The reason it misses a puck on the right is because we had the workspace limits intentionally narrower than the table to avoid robot suicide :)

Overview

This was the final project for my robot perception course, completed with fellow Electrical Engineering major Quinn Leydon. It involved designing an arm robot to play air hockey against a human via real-time detection and trajectory estimation of the puck via an overhead camera.

To complete this project, I designed a custom 3 degree-of-freedom arm with SolidWorks and then assembled it using a combination of 3D printed parts and DIN rail.

We collected a large dataset of images of the puck on the table, and used a semi-supervised learning approach to trajectory prediction, labeling a subset of them, training a detection model, and using that model to label the remaining data.

Dataset and Detection Model

  • Collected 26,627 images during live gameplay; labeled 443 images (64 notably challenging where the red puck overlaps the orange tiger).
  • Trained a custom YOLOv8 model on the labeled images.
    • Achieved an excellent F1 score with a strong balance between precision and recall.
    • Used for real-time detection and localization for the puck and key points on the table.
    • Used to label remaining unlabeled data.
    • For detailed analysis, including full precision-recall curves and insights into false detections when the robot is involved, refer to our paper at the bottom of the page.
  • Larger dataset cleaned of frames where the puck was not in motion to 15,763 images.
  • Augmented dataset by horizontally flipping the table for a total of 31,525 images, doubling the number of trajectories with puck motion towards the robot.
Data Collection
Puck Detection

Trajectory Prediction

Goal: Determine where the robot must meet the puck on the black line.

Trajectory Projection

Methodology

  • Physics Model
    • Assume linear motion of the puck.
    • Snell’s Law was adapted to predict puck reflection angles, accounting for table geometry.
  • LSTM Model
    • Trained on the augmented dataset of 31,525 images.
    • Used to predict the puck's trajectory.
    • Idea is to use the LSTM's memory bandwidth to learn some nonlinearities of the table.

Results

  • In simulated results, both models were able to accurately predict a location in line within our 4 inch margin of error of the ground truth on over 80% of the tested trajectories.
  • The physics model was more accurate in testing than the LSTM model.
  • The physics model allowed the robot to consistently meet the puck.
  • Hardware failures with the 3D printed parts prevented us from fully realizing the LSTM model on the robot, though it did show signs of promise.
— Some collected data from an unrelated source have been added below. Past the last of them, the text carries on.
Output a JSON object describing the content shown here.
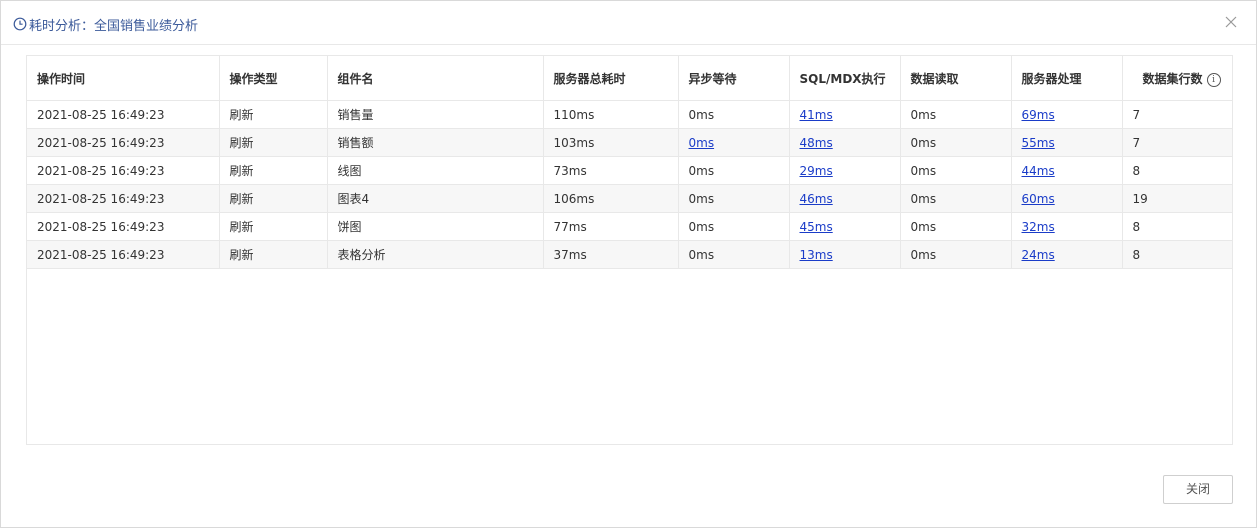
{
  "dialog": {
    "title": "耗时分析：全国销售业绩分析",
    "close_button_label": "关闭"
  },
  "table": {
    "columns": [
      "操作时间",
      "操作类型",
      "组件名",
      "服务器总耗时",
      "异步等待",
      "SQL/MDX执行",
      "数据读取",
      "服务器处理",
      "数据集行数"
    ],
    "rows": [
      {
        "time": "2021-08-25 16:49:23",
        "op": "刷新",
        "component": "销售量",
        "total": "110ms",
        "async": "0ms",
        "sql": "41ms",
        "read": "0ms",
        "server": "69ms",
        "rowcount": "7"
      },
      {
        "time": "2021-08-25 16:49:23",
        "op": "刷新",
        "component": "销售额",
        "total": "103ms",
        "async": "0ms",
        "sql": "48ms",
        "read": "0ms",
        "server": "55ms",
        "rowcount": "7"
      },
      {
        "time": "2021-08-25 16:49:23",
        "op": "刷新",
        "component": "线图",
        "total": "73ms",
        "async": "0ms",
        "sql": "29ms",
        "read": "0ms",
        "server": "44ms",
        "rowcount": "8"
      },
      {
        "time": "2021-08-25 16:49:23",
        "op": "刷新",
        "component": "图表4",
        "total": "106ms",
        "async": "0ms",
        "sql": "46ms",
        "read": "0ms",
        "server": "60ms",
        "rowcount": "19"
      },
      {
        "time": "2021-08-25 16:49:23",
        "op": "刷新",
        "component": "饼图",
        "total": "77ms",
        "async": "0ms",
        "sql": "45ms",
        "read": "0ms",
        "server": "32ms",
        "rowcount": "8"
      },
      {
        "time": "2021-08-25 16:49:23",
        "op": "刷新",
        "component": "表格分析",
        "total": "37ms",
        "async": "0ms",
        "sql": "13ms",
        "read": "0ms",
        "server": "24ms",
        "rowcount": "8"
      }
    ],
    "async_link_rows": [
      1
    ]
  },
  "icons": {
    "title_icon": "clock-icon",
    "close_icon": "close-icon",
    "info_icon": "info-icon"
  },
  "colors": {
    "title": "#3b5a9a",
    "link": "#1a3cc8",
    "border": "#e8e8e8"
  }
}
Hypothesis:A physics-informed LSTM may be able to improve accuracy over a strictly linear physics model if it can learn some higher order imperfections of the table. Further testing could include developing a model that takes in both the trajectory as well as a prediction from the physics model to improve accuracy in the LSTM's output.

Hardware Overview

  • Camera: RGB sensor on an OAK-D camera at 60 FPS
  • GPU: Nvidia RTX 3080 Ti Laptop GPU
  • Inference Speed (Detection + Trajectory Estimation): 57 FPS (without video rendering), 33 FPS (with video rendering)

Analysis: Only bottleneck on the system was the camera's FPS.

Robot Design Overview

  • 3 DoF planar robot
  • SSC-32U PWM servo driver
  • Custom kinematics library using Denavit–Hartenberg parameters.
    • Inverse kinematics lookup table for rapid position adjustments.
    • Refer to our paper for IK derivation for this robot configuration.

Robot CAD Model

Robot CAD

Testing Inverse Kinematics Solutions

In this video, the robot performs IK solutions to adjust its end effector to specific positions, demonstrating its precision and accuracy. The tape measure in front of the robot reflects the width of the table's playing surface.